What it can't do (as far as I understand): complex layouts, precise typography, embedded binary content, anything that needs pixel-perfect rendering. Am I missing anything? What are the other limitations I should know about?

There's something really interesting about the constraints given by plain text that you would lose with What You See Is What You Get (or, the ever-unfortunate acronym WYSIWYG) controls. I almost think what you get in that case is an unfortunate mindset-shift towards What You See Is All There Is (or, an incredibly dope acronym, WYSIATI).
This is a good article, although I wish it had talked a little more about the standardization (or rather, the lack thereof) in Markdown. I get why it didn't, it's trying to be positive about something that is an overwhelming net positive for the world, but I think a "warts-and-all" treatment of the history would be more honest.

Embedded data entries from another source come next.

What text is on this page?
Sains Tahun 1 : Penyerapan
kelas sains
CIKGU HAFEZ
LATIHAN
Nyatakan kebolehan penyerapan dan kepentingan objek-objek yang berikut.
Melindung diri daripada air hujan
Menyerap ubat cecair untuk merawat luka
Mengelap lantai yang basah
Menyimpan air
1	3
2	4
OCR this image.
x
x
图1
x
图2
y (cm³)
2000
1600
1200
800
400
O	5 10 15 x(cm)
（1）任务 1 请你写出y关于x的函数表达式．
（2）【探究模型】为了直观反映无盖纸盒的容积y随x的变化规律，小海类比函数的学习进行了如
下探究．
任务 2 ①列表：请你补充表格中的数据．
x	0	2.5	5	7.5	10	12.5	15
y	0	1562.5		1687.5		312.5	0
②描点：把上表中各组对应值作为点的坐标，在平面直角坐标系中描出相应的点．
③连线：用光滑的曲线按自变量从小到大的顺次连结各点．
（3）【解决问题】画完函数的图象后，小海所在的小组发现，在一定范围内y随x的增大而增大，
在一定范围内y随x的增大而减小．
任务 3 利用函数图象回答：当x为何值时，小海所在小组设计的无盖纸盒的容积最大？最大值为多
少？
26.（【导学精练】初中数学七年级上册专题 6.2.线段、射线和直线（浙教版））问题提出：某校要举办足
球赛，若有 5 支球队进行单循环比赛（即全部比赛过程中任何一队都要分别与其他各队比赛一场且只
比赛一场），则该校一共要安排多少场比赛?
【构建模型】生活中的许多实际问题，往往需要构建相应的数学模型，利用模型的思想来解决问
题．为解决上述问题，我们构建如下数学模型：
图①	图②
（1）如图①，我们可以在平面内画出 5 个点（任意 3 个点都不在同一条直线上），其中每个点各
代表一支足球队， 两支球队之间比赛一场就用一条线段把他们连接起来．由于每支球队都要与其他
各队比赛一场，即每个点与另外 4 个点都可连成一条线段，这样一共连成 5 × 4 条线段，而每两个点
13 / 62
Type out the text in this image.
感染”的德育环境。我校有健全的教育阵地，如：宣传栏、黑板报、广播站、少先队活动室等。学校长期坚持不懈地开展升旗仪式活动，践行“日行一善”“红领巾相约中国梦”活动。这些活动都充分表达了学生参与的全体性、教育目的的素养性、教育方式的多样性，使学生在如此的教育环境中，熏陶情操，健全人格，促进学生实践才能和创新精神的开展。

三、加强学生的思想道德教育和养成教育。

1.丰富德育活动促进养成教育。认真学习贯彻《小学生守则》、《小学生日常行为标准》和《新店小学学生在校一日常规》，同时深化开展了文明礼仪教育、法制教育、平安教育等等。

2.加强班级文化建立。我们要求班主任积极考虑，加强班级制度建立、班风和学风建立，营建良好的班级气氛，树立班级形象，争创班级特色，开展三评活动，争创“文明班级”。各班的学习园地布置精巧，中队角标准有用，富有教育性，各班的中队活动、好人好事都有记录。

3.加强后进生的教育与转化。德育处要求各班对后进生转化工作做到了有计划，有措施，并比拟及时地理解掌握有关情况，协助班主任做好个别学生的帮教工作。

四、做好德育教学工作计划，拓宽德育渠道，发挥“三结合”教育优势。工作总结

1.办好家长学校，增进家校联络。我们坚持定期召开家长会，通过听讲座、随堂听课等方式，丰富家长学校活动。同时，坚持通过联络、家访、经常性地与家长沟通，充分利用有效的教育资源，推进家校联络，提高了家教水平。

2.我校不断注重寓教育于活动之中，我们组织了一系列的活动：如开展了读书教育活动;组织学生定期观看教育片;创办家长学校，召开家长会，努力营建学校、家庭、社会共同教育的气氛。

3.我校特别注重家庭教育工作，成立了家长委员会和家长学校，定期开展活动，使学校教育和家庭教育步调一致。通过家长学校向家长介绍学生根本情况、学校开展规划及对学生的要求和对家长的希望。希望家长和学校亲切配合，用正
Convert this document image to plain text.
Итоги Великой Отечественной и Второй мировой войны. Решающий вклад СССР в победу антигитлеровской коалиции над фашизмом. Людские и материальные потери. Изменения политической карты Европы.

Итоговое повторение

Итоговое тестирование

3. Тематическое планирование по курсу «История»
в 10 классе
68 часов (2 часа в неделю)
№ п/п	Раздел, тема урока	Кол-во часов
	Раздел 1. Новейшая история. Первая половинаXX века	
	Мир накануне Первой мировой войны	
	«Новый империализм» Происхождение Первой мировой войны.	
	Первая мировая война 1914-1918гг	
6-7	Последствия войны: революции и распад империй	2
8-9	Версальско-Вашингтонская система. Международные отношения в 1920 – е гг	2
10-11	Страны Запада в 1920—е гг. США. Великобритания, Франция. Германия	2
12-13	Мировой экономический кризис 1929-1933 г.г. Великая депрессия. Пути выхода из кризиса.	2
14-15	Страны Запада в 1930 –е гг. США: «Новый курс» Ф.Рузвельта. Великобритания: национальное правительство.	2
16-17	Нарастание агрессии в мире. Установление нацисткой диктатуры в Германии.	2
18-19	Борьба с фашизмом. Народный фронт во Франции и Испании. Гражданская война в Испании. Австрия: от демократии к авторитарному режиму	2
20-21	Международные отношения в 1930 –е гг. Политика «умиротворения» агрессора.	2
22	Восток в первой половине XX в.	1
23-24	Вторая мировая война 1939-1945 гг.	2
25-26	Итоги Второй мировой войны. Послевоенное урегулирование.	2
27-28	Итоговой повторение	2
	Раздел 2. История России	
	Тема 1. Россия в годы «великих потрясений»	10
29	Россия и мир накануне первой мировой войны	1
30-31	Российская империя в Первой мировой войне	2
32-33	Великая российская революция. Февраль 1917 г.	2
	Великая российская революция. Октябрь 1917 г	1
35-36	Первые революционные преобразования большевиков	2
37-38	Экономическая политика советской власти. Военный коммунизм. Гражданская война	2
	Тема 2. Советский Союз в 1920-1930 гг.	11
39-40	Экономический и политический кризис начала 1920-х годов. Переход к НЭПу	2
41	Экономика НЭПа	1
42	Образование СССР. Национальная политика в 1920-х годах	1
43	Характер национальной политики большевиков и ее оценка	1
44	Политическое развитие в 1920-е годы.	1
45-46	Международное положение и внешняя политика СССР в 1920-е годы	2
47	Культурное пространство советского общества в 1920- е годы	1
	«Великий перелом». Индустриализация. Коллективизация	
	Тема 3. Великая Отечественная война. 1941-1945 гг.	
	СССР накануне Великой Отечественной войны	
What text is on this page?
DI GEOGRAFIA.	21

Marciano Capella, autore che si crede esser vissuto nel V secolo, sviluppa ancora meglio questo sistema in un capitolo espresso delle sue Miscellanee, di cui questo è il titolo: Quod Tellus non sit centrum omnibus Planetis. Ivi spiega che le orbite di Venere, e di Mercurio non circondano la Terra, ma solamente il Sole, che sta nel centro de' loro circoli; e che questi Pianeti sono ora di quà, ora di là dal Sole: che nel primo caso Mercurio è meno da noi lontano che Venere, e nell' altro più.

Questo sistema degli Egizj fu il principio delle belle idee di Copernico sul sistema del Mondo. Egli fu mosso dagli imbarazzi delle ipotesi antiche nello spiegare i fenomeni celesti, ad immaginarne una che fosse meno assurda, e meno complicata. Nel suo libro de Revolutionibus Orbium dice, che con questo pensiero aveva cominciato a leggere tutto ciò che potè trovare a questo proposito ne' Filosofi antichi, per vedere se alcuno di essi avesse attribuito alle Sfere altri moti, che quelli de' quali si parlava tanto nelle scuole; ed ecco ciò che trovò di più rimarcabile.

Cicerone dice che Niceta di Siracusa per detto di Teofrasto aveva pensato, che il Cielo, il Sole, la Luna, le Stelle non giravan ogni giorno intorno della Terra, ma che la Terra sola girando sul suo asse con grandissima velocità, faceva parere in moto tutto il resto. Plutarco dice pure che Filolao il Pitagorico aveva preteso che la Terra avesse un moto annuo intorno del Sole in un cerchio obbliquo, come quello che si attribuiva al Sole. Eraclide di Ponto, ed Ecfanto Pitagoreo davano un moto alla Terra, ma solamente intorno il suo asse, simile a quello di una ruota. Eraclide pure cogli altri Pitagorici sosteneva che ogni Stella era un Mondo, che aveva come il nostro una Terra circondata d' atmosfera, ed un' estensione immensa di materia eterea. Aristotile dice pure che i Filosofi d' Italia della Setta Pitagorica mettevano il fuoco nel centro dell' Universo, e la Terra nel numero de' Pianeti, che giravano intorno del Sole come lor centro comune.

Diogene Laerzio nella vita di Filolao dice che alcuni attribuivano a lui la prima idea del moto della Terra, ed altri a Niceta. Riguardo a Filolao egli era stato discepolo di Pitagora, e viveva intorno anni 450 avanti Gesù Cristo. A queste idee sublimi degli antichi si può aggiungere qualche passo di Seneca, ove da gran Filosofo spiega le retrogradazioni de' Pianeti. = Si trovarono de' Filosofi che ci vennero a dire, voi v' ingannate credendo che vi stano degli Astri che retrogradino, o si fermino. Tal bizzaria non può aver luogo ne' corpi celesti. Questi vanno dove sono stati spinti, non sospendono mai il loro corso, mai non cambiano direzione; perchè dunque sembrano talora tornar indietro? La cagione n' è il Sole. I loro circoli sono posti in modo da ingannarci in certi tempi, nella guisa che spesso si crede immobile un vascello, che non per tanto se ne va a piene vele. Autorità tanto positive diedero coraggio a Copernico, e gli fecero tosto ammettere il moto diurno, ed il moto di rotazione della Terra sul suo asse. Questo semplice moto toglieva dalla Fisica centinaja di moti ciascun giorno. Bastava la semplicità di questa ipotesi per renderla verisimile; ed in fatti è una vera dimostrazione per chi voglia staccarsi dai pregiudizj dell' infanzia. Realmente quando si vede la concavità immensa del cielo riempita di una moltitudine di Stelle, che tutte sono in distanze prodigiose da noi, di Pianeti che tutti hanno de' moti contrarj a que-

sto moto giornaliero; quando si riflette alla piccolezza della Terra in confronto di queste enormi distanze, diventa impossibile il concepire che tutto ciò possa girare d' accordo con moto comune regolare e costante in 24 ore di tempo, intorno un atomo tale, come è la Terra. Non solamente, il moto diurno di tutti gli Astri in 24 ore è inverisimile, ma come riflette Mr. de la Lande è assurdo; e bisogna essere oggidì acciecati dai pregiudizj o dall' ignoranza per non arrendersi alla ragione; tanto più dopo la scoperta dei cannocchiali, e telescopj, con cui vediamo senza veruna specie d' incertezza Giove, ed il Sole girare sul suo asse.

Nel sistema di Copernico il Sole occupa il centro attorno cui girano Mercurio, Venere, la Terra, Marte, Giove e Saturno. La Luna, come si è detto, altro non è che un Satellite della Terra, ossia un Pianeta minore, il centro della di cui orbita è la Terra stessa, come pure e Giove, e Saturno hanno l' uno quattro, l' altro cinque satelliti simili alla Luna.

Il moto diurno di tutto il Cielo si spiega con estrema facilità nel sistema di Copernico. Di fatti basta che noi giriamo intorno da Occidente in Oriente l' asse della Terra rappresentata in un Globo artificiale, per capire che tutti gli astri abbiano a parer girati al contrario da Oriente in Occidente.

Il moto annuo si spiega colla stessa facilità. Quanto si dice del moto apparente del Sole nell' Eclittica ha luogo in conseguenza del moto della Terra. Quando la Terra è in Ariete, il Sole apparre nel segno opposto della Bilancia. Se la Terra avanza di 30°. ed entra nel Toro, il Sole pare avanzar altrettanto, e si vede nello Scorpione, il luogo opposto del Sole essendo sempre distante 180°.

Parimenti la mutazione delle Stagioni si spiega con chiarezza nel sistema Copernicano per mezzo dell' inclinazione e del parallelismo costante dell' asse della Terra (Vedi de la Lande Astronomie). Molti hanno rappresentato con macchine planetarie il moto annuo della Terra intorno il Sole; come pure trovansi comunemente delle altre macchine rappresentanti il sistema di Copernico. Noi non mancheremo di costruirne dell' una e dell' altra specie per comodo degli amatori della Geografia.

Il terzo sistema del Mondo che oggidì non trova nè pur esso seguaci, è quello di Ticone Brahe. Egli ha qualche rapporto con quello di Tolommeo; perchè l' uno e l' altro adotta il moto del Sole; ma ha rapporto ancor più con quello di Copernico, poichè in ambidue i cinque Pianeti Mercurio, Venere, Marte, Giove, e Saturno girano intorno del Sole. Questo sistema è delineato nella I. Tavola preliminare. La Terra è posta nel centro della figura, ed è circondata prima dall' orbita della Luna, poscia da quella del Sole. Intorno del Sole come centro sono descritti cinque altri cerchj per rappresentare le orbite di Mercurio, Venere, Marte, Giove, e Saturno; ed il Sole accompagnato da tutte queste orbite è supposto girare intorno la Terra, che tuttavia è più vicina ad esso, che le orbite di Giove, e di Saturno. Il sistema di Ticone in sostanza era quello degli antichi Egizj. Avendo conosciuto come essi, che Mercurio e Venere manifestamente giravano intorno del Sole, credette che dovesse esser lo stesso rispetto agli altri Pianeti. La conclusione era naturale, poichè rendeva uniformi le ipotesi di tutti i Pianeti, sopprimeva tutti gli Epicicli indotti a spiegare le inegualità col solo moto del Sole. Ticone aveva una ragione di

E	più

I appreciate that Gruber brought this very helpful thing into the world, but OTOH he was such a prick about the whole Standard Markdown debate, for no real reason other than ego. And it resulted in Markdown remaining an ill-defined standard to this day, with occasional compatibility issues still cropping up even though most platforms support most of "Github-flavored Markdown" (itself a stupid name and indicative how badly this has gone).

> ...that it was too difficult or inconvenient to write out full HTML by hand

It's not necessarily that writing HTML or other markup flavors is harder (obviously it is), but the beauty of Markdown for me is that it's perfectly readable in its raw form as well as with an applied styling.